Massimo - Professionista
affermato nell'arte della scultura su Travertino e Pietra Rosa,
materiale pregiato e ricchezza primaria dell’Alto Piano di San
Terenziano, espone le sue creazioni, di decori e di sculture, dalle
immagini forti ed espressive. I suoi lavori, ormai, possono essere
considerati vere creazioni artistiche del visivo, in quanto offrono
spazi interpretativi anche alle migliori voci critiche del settore.
Inoltre le sue sculture, attraverso il materiale usato, travertino e
pietra rosa, e i temi trattati, possono rappresentare benissimo
elemento di continuita' storica del divenire della comunita'
locale.
Paolo - Fotoamatore
con l'occhio e lo scatto del professionista presenta all'attenzione del
pubblico foto e ristampe che meglio testimoniano l'aspetto urbanistico,
il lavoro della mano e il divenire del Paese di San Terenziano.
Massimo e Paolo -
insieme, sia pure con percorsi diversi, ma attraverso la stessa
rappresentazione visiva, cercano di riportare alla memoria dei
visitatori aspetti e tradizioni che, sia pure simbolicamente,
consentano una lettura di continuita' dell'identita' fra la
comunita' di San Terenziano di ieri ed oggi.
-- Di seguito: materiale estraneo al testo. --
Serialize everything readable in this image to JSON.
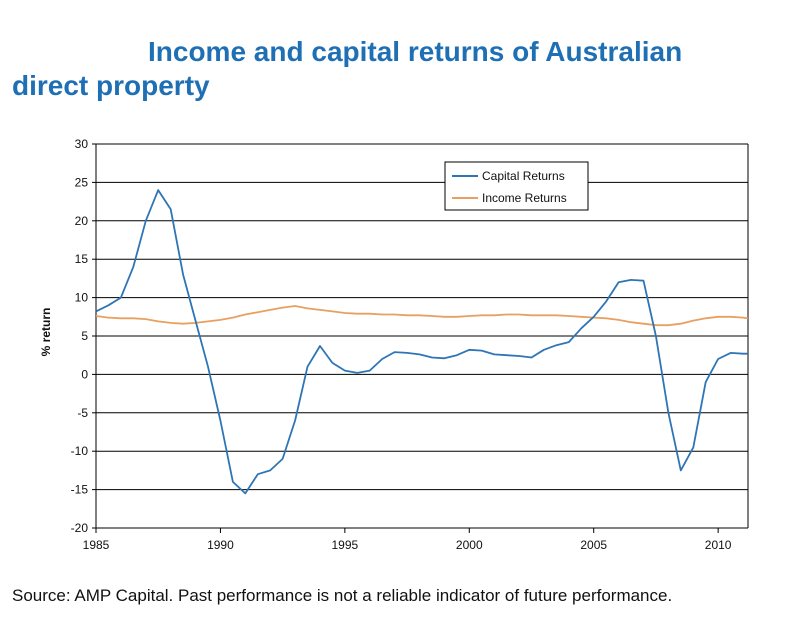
{
  "title_line1": "Income and capital returns of Australian",
  "title_line2": "direct property",
  "source": "Source: AMP Capital. Past performance is not a reliable indicator of future performance.",
  "colors": {
    "title": "#1f6fb5",
    "capital": "#2e75b6",
    "income": "#e8a060"
  },
  "chart_data": {
    "type": "line",
    "ylabel": "% return",
    "xlim": [
      1985,
      2011.2
    ],
    "ylim": [
      -20,
      30
    ],
    "y_ticks": [
      "30",
      "25",
      "20",
      "15",
      "10",
      "5",
      "0",
      "-5",
      "-10",
      "-15",
      "-20"
    ],
    "x_ticks": [
      "1985",
      "1990",
      "1995",
      "2000",
      "2005",
      "2010"
    ],
    "grid": "horizontal",
    "legend_position": "top-right",
    "series": [
      {
        "name": "Capital Returns",
        "color": "#2e75b6",
        "points": [
          [
            1985,
            8.2
          ],
          [
            1985.5,
            9
          ],
          [
            1986,
            10
          ],
          [
            1986.5,
            14
          ],
          [
            1987,
            20
          ],
          [
            1987.5,
            24
          ],
          [
            1988,
            21.5
          ],
          [
            1988.5,
            13
          ],
          [
            1989,
            7
          ],
          [
            1989.5,
            1
          ],
          [
            1990,
            -6
          ],
          [
            1990.5,
            -14
          ],
          [
            1991,
            -15.5
          ],
          [
            1991.5,
            -13
          ],
          [
            1992,
            -12.5
          ],
          [
            1992.5,
            -11
          ],
          [
            1993,
            -6
          ],
          [
            1993.5,
            1
          ],
          [
            1994,
            3.7
          ],
          [
            1994.5,
            1.5
          ],
          [
            1995,
            0.5
          ],
          [
            1995.5,
            0.2
          ],
          [
            1996,
            0.5
          ],
          [
            1996.5,
            2
          ],
          [
            1997,
            2.9
          ],
          [
            1997.5,
            2.8
          ],
          [
            1998,
            2.6
          ],
          [
            1998.5,
            2.2
          ],
          [
            1999,
            2.1
          ],
          [
            1999.5,
            2.5
          ],
          [
            2000,
            3.2
          ],
          [
            2000.5,
            3.1
          ],
          [
            2001,
            2.6
          ],
          [
            2001.5,
            2.5
          ],
          [
            2002,
            2.4
          ],
          [
            2002.5,
            2.2
          ],
          [
            2003,
            3.2
          ],
          [
            2003.5,
            3.8
          ],
          [
            2004,
            4.2
          ],
          [
            2004.5,
            6
          ],
          [
            2005,
            7.5
          ],
          [
            2005.5,
            9.5
          ],
          [
            2006,
            12
          ],
          [
            2006.5,
            12.3
          ],
          [
            2007,
            12.2
          ],
          [
            2007.5,
            5
          ],
          [
            2008,
            -5
          ],
          [
            2008.5,
            -12.5
          ],
          [
            2009,
            -9.5
          ],
          [
            2009.5,
            -1
          ],
          [
            2010,
            2
          ],
          [
            2010.5,
            2.8
          ],
          [
            2011,
            2.7
          ],
          [
            2011.2,
            2.7
          ]
        ]
      },
      {
        "name": "Income Returns",
        "color": "#e8a060",
        "points": [
          [
            1985,
            7.6
          ],
          [
            1985.5,
            7.4
          ],
          [
            1986,
            7.3
          ],
          [
            1986.5,
            7.3
          ],
          [
            1987,
            7.2
          ],
          [
            1987.5,
            6.9
          ],
          [
            1988,
            6.7
          ],
          [
            1988.5,
            6.6
          ],
          [
            1989,
            6.7
          ],
          [
            1989.5,
            6.9
          ],
          [
            1990,
            7.1
          ],
          [
            1990.5,
            7.4
          ],
          [
            1991,
            7.8
          ],
          [
            1991.5,
            8.1
          ],
          [
            1992,
            8.4
          ],
          [
            1992.5,
            8.7
          ],
          [
            1993,
            8.9
          ],
          [
            1993.5,
            8.6
          ],
          [
            1994,
            8.4
          ],
          [
            1994.5,
            8.2
          ],
          [
            1995,
            8.0
          ],
          [
            1995.5,
            7.9
          ],
          [
            1996,
            7.9
          ],
          [
            1996.5,
            7.8
          ],
          [
            1997,
            7.8
          ],
          [
            1997.5,
            7.7
          ],
          [
            1998,
            7.7
          ],
          [
            1998.5,
            7.6
          ],
          [
            1999,
            7.5
          ],
          [
            1999.5,
            7.5
          ],
          [
            2000,
            7.6
          ],
          [
            2000.5,
            7.7
          ],
          [
            2001,
            7.7
          ],
          [
            2001.5,
            7.8
          ],
          [
            2002,
            7.8
          ],
          [
            2002.5,
            7.7
          ],
          [
            2003,
            7.7
          ],
          [
            2003.5,
            7.7
          ],
          [
            2004,
            7.6
          ],
          [
            2004.5,
            7.5
          ],
          [
            2005,
            7.4
          ],
          [
            2005.5,
            7.3
          ],
          [
            2006,
            7.1
          ],
          [
            2006.5,
            6.8
          ],
          [
            2007,
            6.6
          ],
          [
            2007.5,
            6.4
          ],
          [
            2008,
            6.4
          ],
          [
            2008.5,
            6.6
          ],
          [
            2009,
            7.0
          ],
          [
            2009.5,
            7.3
          ],
          [
            2010,
            7.5
          ],
          [
            2010.5,
            7.5
          ],
          [
            2011,
            7.4
          ],
          [
            2011.2,
            7.3
          ]
        ]
      }
    ]
  }
}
La ricerca di questo filo conduttore - fra ieri e oggi - viene
identificato principalmente nel contesto territoriale, ancora oggi,
ricco di numerosi segni come: resti di cave di travertino e di roccia
calcarea, alcune ricoperte dall'inclemenza del tempo, cumuli sassosi di
materiale da scarto, sono sparsi un po' vunque sulla vasta zona.
L'attivata' estrattiva della pietra locale, fino ai primi anni
settanta, ha continuato ad essere prevalentemente artigianale. Veniva
lavorata sul posto, sia per le costruzioni abitative, sia per lavori di
pregio artistico, costituendo per molti fonte di sostentamento. La
prova che questa attivita' ha una certa continuita'con il passato ce la
danno i numerosi reperti, in pietra, ritrovati nella zona, riportanti
scritte ed incisioni che insieme ad altro materiale fanno ritenere, a
ragione, che l'estrazione e la lavorazione della pietra fosse gia'
pratica, fin dal periodo Pre-cristiano, come attivita' primaria della
popolazione stanziale di allora. La forza della tradizione ha fatto
sì che questa peculiarita' fosse tramandata, nei vari periodi
storici, fino ai giorni nostri, con la stessa valenza incentivante di
sviluppo e di identificazione artistica e culturale dell'Alto Piano.